Tabaan Sur was created as a Barrio from the mother barrio of Tabaan upon the approval of Resolution No. 88, dated August 29, 1969 of the Municipal Council of Tuba, Benguet favorably recommending the petition dated June22, 1969 of the majority of the registered voters of sitios Indaoac, Lettac, Langis, Cabugao,Danasan, Ca-ay, Keyte, Anneb, Bolitao, Cubao, Samon, Dantag, Baco, Gorac, Lekis, Pasilay, Bunagan, Pedaoan,Canomay, Payew, Bodakow, Ablao, Gusaran, Keddas, No-ngol, Andolor, Bayayeng, Bato, Daynes, Londog, Dinagbo, Olingag, Kiwet and Dagtan, all of Barrio Tabaan, Tuba Benguet, that these sitios be organized and composed as an independent political subdivision to be called the Barrio of Tabaan Sur.
It is bounded on the North by Tabaan Norte & Poblacion; on the east by Barangay Twin Peaks; on the west by the Municipality of Pugo, La Union; and on the South by Barangay Camp One. It can be reached via Kennon Road. The center of the barangay is at Indaoac and is about or approximately 5 kilometers passing through the Presidential Bridge at Twin Peaks and about 8 kilometers passing through the Kennon National Toll Gate. It has 291 households with a total population of 1,264 based on 2010 census of population. Most of the inhabitants speak “ibaloi”. Majority of the households are engaged in crop farming. Among others, major crops in the area are sweet potatoes, gabi, beans, peas and palay. The Palay produce is for home consumption only, while vegetables and other fruit crops are sold to the nearest market. Backyard Poultry and livestock raising is common in the community but mostly for home consumption.
Traditional system and practices such as “Cañao, Adoyon, Gamal, Kalon and Tongtong” are still being practiced. In resolving conflicts, the council of elders is still recognized and influential in matters regarding community affairs.
Barangay Tabaan Sur has a total land area of 4,620.18 hectares and presently composed of 56 sitios and divided into (7) zones. The terrain of the barangay is 60% mountainous, 32% hilly and 8% plain. The barangay is blessed with several natural resources such as rivers which can produce 7-10 megawatts of electricity if fully developed; forests and rich agricultural land suited nearly to all kinds of crops.

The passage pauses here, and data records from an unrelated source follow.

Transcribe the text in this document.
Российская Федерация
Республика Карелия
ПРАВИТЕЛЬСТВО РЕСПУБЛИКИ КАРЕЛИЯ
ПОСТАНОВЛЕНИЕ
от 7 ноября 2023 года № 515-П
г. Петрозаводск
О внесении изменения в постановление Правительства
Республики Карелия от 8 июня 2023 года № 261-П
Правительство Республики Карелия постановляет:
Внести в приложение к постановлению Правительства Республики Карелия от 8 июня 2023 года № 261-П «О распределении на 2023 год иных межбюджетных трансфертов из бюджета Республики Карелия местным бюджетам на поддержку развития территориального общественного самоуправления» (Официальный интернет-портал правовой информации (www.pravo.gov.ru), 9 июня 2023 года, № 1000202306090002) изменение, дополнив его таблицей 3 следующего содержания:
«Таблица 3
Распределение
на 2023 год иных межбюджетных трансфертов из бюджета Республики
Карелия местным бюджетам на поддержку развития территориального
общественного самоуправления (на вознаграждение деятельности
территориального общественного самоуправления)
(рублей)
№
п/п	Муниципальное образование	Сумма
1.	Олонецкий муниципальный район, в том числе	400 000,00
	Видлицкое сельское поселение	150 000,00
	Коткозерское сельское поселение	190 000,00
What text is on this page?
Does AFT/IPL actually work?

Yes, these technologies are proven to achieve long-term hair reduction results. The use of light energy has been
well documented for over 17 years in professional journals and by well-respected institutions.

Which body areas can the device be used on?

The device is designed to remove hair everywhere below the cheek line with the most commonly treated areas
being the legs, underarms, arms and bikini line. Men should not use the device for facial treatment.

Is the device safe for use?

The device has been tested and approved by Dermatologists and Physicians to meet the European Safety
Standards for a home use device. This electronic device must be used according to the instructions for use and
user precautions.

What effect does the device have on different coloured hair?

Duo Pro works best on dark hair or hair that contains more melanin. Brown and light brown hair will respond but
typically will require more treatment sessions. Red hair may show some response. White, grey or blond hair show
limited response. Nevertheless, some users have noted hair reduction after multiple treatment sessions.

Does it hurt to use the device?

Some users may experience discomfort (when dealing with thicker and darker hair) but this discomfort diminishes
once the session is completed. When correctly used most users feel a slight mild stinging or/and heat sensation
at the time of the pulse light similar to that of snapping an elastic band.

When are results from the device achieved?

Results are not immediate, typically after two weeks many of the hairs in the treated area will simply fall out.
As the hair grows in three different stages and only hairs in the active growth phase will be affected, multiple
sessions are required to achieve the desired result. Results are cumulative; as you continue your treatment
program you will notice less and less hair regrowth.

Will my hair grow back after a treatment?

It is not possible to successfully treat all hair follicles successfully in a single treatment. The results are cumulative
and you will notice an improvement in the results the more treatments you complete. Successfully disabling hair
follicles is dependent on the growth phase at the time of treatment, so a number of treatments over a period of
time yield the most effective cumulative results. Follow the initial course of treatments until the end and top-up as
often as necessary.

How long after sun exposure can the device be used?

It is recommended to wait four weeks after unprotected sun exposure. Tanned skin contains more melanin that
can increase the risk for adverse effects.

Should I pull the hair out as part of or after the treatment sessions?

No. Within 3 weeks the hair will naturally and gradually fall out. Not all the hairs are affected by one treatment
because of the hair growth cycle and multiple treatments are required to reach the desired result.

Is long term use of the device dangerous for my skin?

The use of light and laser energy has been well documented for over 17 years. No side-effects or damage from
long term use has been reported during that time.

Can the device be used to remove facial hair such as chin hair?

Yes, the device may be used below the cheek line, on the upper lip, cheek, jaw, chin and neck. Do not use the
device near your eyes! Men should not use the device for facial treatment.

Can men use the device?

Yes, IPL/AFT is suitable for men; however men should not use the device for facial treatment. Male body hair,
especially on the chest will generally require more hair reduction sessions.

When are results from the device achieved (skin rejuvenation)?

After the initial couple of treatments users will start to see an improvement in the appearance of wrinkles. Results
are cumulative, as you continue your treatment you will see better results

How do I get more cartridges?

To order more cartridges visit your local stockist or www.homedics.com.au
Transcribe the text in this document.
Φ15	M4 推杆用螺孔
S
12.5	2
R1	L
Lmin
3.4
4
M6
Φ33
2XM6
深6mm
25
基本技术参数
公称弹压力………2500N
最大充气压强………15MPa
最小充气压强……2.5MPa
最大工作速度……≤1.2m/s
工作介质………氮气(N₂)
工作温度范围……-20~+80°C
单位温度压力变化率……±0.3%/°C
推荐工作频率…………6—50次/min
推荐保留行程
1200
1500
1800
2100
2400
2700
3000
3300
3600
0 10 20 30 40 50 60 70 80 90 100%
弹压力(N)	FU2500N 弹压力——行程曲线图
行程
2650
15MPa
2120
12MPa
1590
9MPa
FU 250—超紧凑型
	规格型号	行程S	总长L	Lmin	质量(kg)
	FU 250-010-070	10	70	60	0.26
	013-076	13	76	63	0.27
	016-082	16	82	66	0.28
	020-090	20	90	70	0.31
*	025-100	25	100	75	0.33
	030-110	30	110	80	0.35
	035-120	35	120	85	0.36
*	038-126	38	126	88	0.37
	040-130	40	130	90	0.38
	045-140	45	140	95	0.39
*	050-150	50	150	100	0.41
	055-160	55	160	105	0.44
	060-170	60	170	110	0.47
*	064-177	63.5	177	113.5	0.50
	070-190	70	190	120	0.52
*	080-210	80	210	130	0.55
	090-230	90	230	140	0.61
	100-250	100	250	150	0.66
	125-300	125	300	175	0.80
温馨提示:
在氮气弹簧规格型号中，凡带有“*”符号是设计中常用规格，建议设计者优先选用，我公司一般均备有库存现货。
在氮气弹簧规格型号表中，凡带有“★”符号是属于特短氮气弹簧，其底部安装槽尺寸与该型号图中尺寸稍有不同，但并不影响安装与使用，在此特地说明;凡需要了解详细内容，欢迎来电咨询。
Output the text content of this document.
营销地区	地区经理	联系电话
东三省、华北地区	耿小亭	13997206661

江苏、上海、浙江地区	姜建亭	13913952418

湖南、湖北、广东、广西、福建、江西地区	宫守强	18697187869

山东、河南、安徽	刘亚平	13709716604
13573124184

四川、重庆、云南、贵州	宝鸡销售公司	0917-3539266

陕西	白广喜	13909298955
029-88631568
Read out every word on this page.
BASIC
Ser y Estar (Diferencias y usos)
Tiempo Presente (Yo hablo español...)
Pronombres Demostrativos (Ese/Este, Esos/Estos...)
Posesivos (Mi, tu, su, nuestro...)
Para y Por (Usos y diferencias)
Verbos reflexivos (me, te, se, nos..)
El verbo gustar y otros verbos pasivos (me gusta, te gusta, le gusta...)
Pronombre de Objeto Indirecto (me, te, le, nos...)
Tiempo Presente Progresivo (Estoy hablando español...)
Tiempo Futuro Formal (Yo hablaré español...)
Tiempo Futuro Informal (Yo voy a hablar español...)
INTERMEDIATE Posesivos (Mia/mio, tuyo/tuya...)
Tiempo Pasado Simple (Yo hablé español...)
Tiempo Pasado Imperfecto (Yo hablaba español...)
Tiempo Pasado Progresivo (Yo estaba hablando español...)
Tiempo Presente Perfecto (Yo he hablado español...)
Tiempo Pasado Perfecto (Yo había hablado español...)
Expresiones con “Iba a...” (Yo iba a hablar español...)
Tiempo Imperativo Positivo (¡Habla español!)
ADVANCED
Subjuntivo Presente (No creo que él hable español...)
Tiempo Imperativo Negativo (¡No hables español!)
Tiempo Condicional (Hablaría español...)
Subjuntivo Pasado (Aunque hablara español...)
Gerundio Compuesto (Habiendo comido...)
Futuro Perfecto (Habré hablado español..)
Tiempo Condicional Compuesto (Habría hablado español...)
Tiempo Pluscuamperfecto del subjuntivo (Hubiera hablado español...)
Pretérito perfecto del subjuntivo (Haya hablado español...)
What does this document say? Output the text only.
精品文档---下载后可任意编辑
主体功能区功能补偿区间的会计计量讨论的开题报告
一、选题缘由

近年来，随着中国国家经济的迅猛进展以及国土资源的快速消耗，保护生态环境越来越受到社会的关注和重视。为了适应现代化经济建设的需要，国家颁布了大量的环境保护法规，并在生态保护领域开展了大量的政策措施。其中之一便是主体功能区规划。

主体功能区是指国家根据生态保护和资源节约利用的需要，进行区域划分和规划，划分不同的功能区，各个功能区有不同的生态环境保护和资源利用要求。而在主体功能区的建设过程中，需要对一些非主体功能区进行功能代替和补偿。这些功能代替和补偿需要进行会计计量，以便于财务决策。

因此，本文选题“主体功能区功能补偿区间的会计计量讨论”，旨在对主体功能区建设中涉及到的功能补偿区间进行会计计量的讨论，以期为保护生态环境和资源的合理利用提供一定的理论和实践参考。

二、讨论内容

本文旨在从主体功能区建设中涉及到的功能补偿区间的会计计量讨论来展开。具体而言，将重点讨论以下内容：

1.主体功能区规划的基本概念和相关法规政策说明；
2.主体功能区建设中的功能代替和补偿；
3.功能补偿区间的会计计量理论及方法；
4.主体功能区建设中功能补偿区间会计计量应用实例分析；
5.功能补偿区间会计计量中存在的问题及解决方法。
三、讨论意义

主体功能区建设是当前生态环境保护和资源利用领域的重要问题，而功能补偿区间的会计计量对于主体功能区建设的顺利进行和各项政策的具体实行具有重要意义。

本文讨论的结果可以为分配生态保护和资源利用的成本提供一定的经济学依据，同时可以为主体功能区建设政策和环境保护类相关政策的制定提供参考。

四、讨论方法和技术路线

The barangay has an old Silver Bell, considered as one of the historical remnants in the area. It is believed that it was brought by the Spaniards in 1816 in their attempt to Christianize the Ibalois. A Bridal Falls, a waterfall with a tale is also found in the area. It is believed that a bride’s veil left in the rocks in her hurry to run away in the defiance to her parent’s will to marry a man she did not love. It is also called the gateway to the South since it is where the welcome arc of the province is located.